Bioprospecting Case Studies

  • Africa ICBG Case

    This benefit sharing plan has acted as the basis from which the benefit-sharing strategy of the African ICBG has developed, and provides a useful case study for policy makers and practitioners alike.
  • Cameroon and Nigeria Case

    Case Study 1

    Examines the US National Cancer Institute (NCI)’s development of the anti-HIV compound michellamine B which is derived from Ancistrocladus korupensis. A. korupensis is a rainforest liana which is locally endemic, but spans the border between Cameroon and Nigeria. Original collections were conducted within the Korup National Park in Cameroon. The case study analyzes the process benefits provided by the NCI’s investment in a domestication and cultivation program for A. korupensis within Cameroon. The case study also analyzes the legal issues surrounding the negotiations between the NCI, the Government of Cameroon, and other domestic stakeholders which spurred the inclusion of access and benefit sharing provisions within Forestry Law No. 94/01 and the implementing decrees of 1995.This case study was based on field work already conducted for WWF-I, in collaboration with WWF-Cameroon, but involving additional field study in Cameroon to update available information.
    Case Study 2

    Focuses on Prunus africana , a rainforest tree species the bark of which has some limited traditional medicinal use, but is in greatest demand in the phytomedical markets in Europe for the treatment of prostate hyperplasia. Bark is unsustainably harvested in Cameroon, as in other parts of Africa, although systems have been devised to achieve sustainable harvests. P. africana has a long history of commercial use within the same region of Cameroon as the A. korupensis, but has resulted in a very different benefit sharing profile. This case study compares the types of benefits generated from two very different commercial sectors: the pharmaceutical and the phytomedical/herbal medicine industries, including examining the way in which each creates incentives for conservation. This case study was based on field work already conducted within Cameroon, but required some additional field study and limited involvement of researchers within Cameroon to update information on P.africana.

  • Hoodia Case

    This presentation is on SAN/CSIR Hoodia Benefit Sharing Model that was shared in a Symposium in Switzerland.
    The other webarticle is on the use of Traditional Knowledge of Hoodia Species in the Development of an Appetite Suppressant

  • Kani's Case
    Kani is a tribal community inhabiting the Agastyamalai tropical rain forests of Western Ghats. Benefit sharing arrangements between Tropical Botanical Garden and Research Institute (TBGRI) and the Kani tribals of Kerala for the development of a drug called ‘Jeevani’ based on the knowledge of the Kani tribe (‘Jeevani’ is a restorative, immuno-enhancing, anti-stress and anti-fatigue agent, based on the herbal medicinal plant arogyapaacha, used by the Kani tribals in their traditional medicine) deserves credit.

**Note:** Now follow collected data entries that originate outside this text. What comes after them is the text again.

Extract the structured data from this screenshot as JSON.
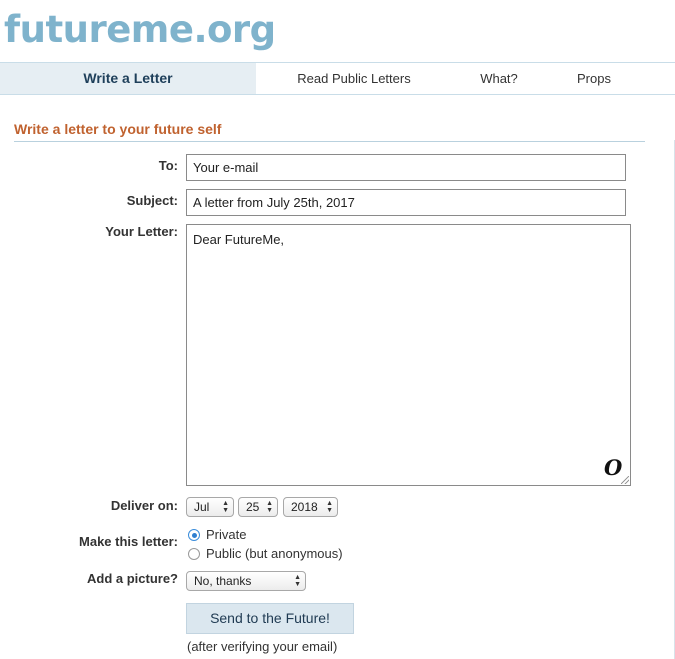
{
  "site": {
    "logo": "futureme.org"
  },
  "nav": {
    "tabs": [
      {
        "label": "Write a Letter",
        "active": true
      },
      {
        "label": "Read Public Letters",
        "active": false
      },
      {
        "label": "What?",
        "active": false
      },
      {
        "label": "Props",
        "active": false
      }
    ]
  },
  "form": {
    "title": "Write a letter to your future self",
    "to": {
      "label": "To:",
      "value": "Your e-mail"
    },
    "subject": {
      "label": "Subject:",
      "value": "A letter from July 25th, 2017"
    },
    "letter": {
      "label": "Your Letter:",
      "value": "Dear FutureMe,",
      "corner_glyph": "O"
    },
    "deliver": {
      "label": "Deliver on:",
      "month": "Jul",
      "day": "25",
      "year": "2018"
    },
    "privacy": {
      "label": "Make this letter:",
      "options": [
        {
          "label": "Private",
          "checked": true
        },
        {
          "label": "Public (but anonymous)",
          "checked": false
        }
      ]
    },
    "picture": {
      "label": "Add a picture?",
      "value": "No, thanks"
    },
    "submit": {
      "label": "Send to the Future!",
      "note": "(after verifying your email)"
    }
  },
  "colors": {
    "logo": "#7fb3cc",
    "title": "#c0622f",
    "active_tab_bg": "#e6eef3",
    "button_bg": "#dbe7ef"
  }
}
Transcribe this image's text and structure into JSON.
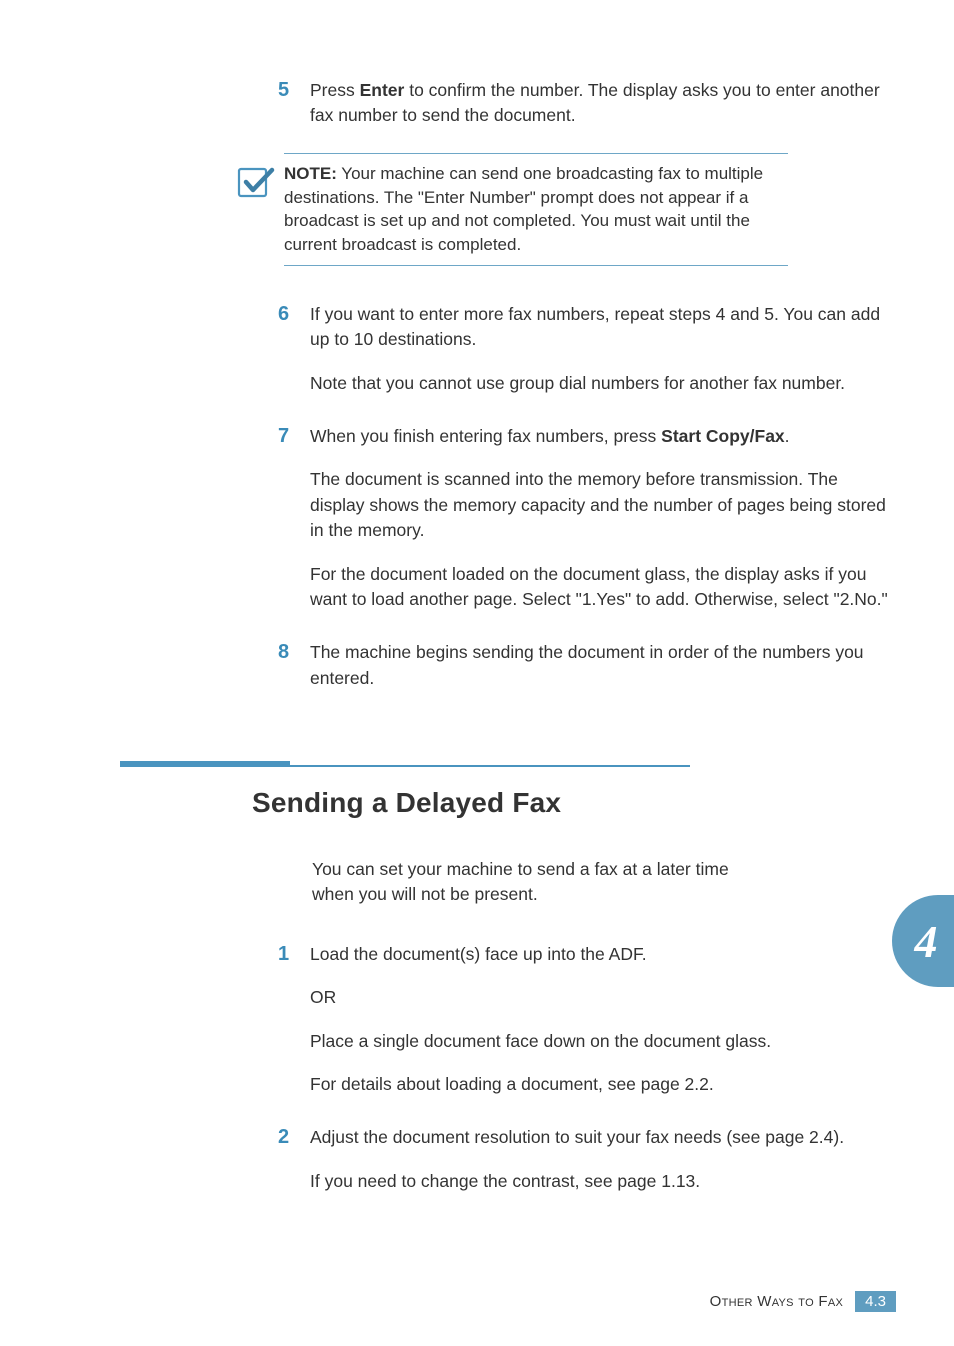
{
  "steps_a": [
    {
      "num": "5",
      "paras": [
        "Press <b>Enter</b> to confirm the number. The display asks you to enter another fax number to send the document."
      ]
    }
  ],
  "note": {
    "label": "NOTE:",
    "text": " Your machine can send one broadcasting fax to multiple destinations. The \"Enter Number\" prompt does not appear if a broadcast is set up and not completed. You must wait until the current broadcast is completed."
  },
  "steps_b": [
    {
      "num": "6",
      "paras": [
        "If you want to enter more fax numbers, repeat steps 4 and 5. You can add up to 10 destinations.",
        "Note that you cannot use group dial numbers for another fax number."
      ]
    },
    {
      "num": "7",
      "paras": [
        "When you finish entering fax numbers, press <b>Start Copy/Fax</b>.",
        "The document is scanned into the memory before transmission. The display shows the memory capacity and the number of pages being stored in the memory.",
        "For the document loaded on the document glass, the display asks if you want to load another page. Select \"1.Yes\" to add. Otherwise, select \"2.No.\""
      ]
    },
    {
      "num": "8",
      "paras": [
        "The machine begins sending the document in order of the numbers you entered."
      ]
    }
  ],
  "section": {
    "heading": "Sending a Delayed Fax",
    "intro": "You can set your machine to send a fax at a later time when you will not be present."
  },
  "steps_c": [
    {
      "num": "1",
      "paras": [
        "Load the document(s) face up into the ADF.",
        "OR",
        "Place a single document face down on the document glass.",
        "For details about loading a document, see page 2.2."
      ]
    },
    {
      "num": "2",
      "paras": [
        "Adjust the document resolution to suit your fax needs (see page 2.4).",
        "If you need to change the contrast, see page 1.13."
      ]
    }
  ],
  "chapter_tab": "4",
  "footer": {
    "label": "Other Ways to Fax",
    "page": "4.3"
  }
}
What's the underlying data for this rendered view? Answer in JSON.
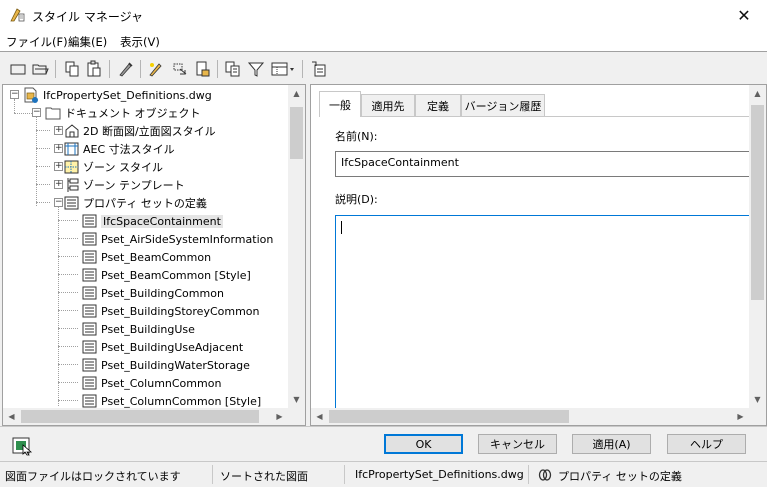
{
  "window": {
    "title": "スタイル マネージャ",
    "close_glyph": "✕"
  },
  "menu": [
    {
      "label": "ファイル(F)"
    },
    {
      "label": "編集(E)"
    },
    {
      "label": "表示(V)"
    }
  ],
  "toolbar": {
    "icons": [
      "new-file-icon",
      "open-folder-icon",
      "copy-icon",
      "paste-icon",
      "purge-icon",
      "edit-style-icon",
      "set-from-icon",
      "lock-icon",
      "toggle-view-icon",
      "filter-icon",
      "view-options-icon",
      "help-icon"
    ]
  },
  "tree": {
    "root": {
      "label": "IfcPropertySet_Definitions.dwg",
      "icon": "drawing-file-icon"
    },
    "document_objects": {
      "label": "ドキュメント オブジェクト",
      "icon": "folder-icon"
    },
    "groups": [
      {
        "label": "2D 断面図/立面図スタイル",
        "icon": "2d-section-icon"
      },
      {
        "label": "AEC 寸法スタイル",
        "icon": "dimension-style-icon"
      },
      {
        "label": "ゾーン スタイル",
        "icon": "zone-style-icon"
      },
      {
        "label": "ゾーン テンプレート",
        "icon": "zone-template-icon"
      },
      {
        "label": "プロパティ セットの定義",
        "icon": "property-set-icon"
      }
    ],
    "property_sets": [
      "IfcSpaceContainment",
      "Pset_AirSideSystemInformation",
      "Pset_BeamCommon",
      "Pset_BeamCommon [Style]",
      "Pset_BuildingCommon",
      "Pset_BuildingStoreyCommon",
      "Pset_BuildingUse",
      "Pset_BuildingUseAdjacent",
      "Pset_BuildingWaterStorage",
      "Pset_ColumnCommon",
      "Pset_ColumnCommon [Style]"
    ],
    "selected_index": 0
  },
  "tabs": [
    {
      "label": "一般"
    },
    {
      "label": "適用先"
    },
    {
      "label": "定義"
    },
    {
      "label": "バージョン履歴"
    }
  ],
  "form": {
    "name_label": "名前(N):",
    "name_value": "IfcSpaceContainment",
    "desc_label": "説明(D):",
    "desc_value": ""
  },
  "buttons": {
    "ok": "OK",
    "cancel": "キャンセル",
    "apply": "適用(A)",
    "help": "ヘルプ"
  },
  "status": {
    "lock": "図面ファイルはロックされています",
    "sort": "ソートされた図面",
    "file": "IfcPropertySet_Definitions.dwg",
    "category": "プロパティ セットの定義"
  }
}
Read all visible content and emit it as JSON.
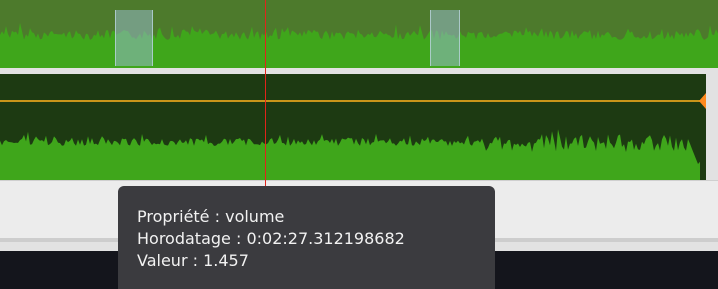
{
  "tooltip": {
    "property_label": "Propriété",
    "property_value": "volume",
    "timestamp_label": "Horodatage",
    "timestamp_value": "0:02:27.312198682",
    "value_label": "Valeur",
    "value_value": "1.457"
  },
  "colors": {
    "overview_bg": "#4d7a2c",
    "waveform": "#3fa61b",
    "clip_bg": "#1d3a12",
    "keyframe_line": "#c8951a",
    "keyframe_marker": "#ff8a1e",
    "playhead": "#e0241c",
    "selection_band": "#96b9c8",
    "tooltip_bg": "#3b3b3f"
  },
  "icons": {
    "keyframe": "keyframe-diamond-icon"
  }
}
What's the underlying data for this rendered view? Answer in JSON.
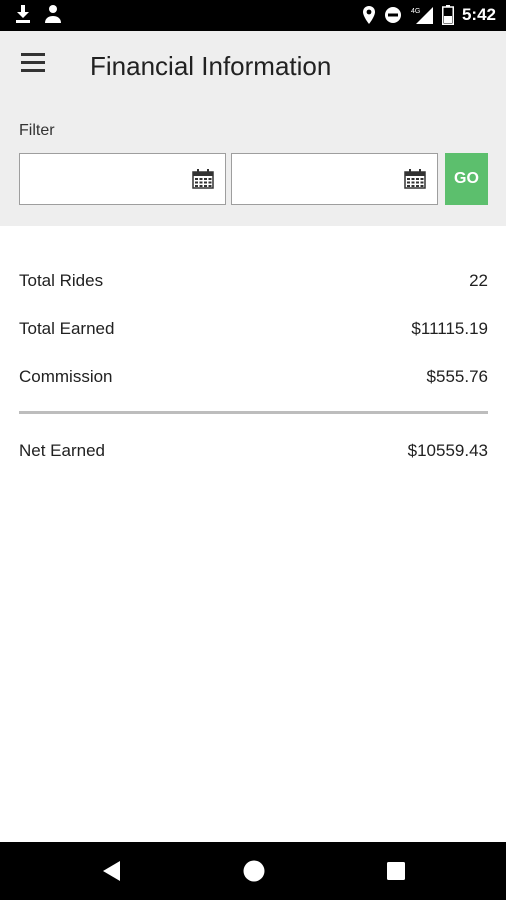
{
  "status_bar": {
    "time": "5:42",
    "left_icons": [
      "download-icon",
      "account-icon"
    ],
    "right_icons": [
      "location-icon",
      "do-not-disturb-icon",
      "signal-4g-icon",
      "battery-icon"
    ],
    "network_label": "4G"
  },
  "header": {
    "title": "Financial Information",
    "menu_icon": "hamburger-menu-icon",
    "filter_label": "Filter",
    "start_date": {
      "value": "",
      "placeholder": ""
    },
    "end_date": {
      "value": "",
      "placeholder": ""
    },
    "go_label": "GO",
    "accent_color": "#5cbf6d"
  },
  "summary": {
    "total_rides": {
      "label": "Total Rides",
      "value": "22"
    },
    "total_earned": {
      "label": "Total Earned",
      "value": "$11115.19"
    },
    "commission": {
      "label": "Commission",
      "value": "$555.76"
    },
    "net_earned": {
      "label": "Net Earned",
      "value": "$10559.43"
    }
  },
  "nav_bar": {
    "buttons": [
      "back-icon",
      "home-icon",
      "recents-icon"
    ]
  }
}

The knowledge was divulged by three Kani tribal members to the scientists of TBGRI who isolated 12 active compounds from arogyappacha (Trichopus zeylanicus), and developed the drug ‘Jeevani’.  The technology was then licensed to the Arya Vaidya Pharmacy Ltd., an Indian pharmaceutical manufacturer pursuing the commercialization of Ayurvedic herbal formulations. A Trust Fund was established to share the benefits arising from the commercialization of the TK-based drug ‘Jeevani’. This experience has provided insight for developing benefit-sharing provisions in the National Biodiversity Policy and Macrolevel Action Strategy as well as the legislation on biodiversity
  • Mali Case
    This is a part of WIPO sponsored study on the role of intellectual property rights in the sharing of benefits arising from the use of biological resources and associated traditional knowledge.
    The subject of this case study is the role of intellectual property rights in the benefit-sharing arrangements surrounding the gene Xa21 of Oryza longistaminata, a wild rice from Mali, which was isolated, cloned and patented at the University of California at Davis. 
  • Nigeria Case
    The subject of this case study is the role of intellectual property rights in the benefit-sharing arrangements surrounding the work of the Bio-resources Development and Conservation Programme (BDCP) as a part of the International Cooperative Biodiversity Group (ICBG) in the field of traditional medicine.
  • Suriname Case

    The purpose of this case study is to present a project in Suriname which demonstrates how bioprospecting can promote the conservation of biological diversity. Bioprospecting – the exploration of biodiversity for commercially valuable genetic and biochemical resources – has been seen as a potentially powerful tool for conservation. However, it is clear that initial expectations about the ability of bioprospecting to have a significant impact on natural resource and economic development policy decisions were largely theoretical. In addition, bioprospecting,regardless of its contribution to biodiversity conservation, raises complex questions about linkages between traditional knowledge and developed country intellectual property protection regimes.Yet the fact remains that there is a large and growing market for products developed from genetic resources, and thus bioprospecting activities, in one form or another, are likely to continue.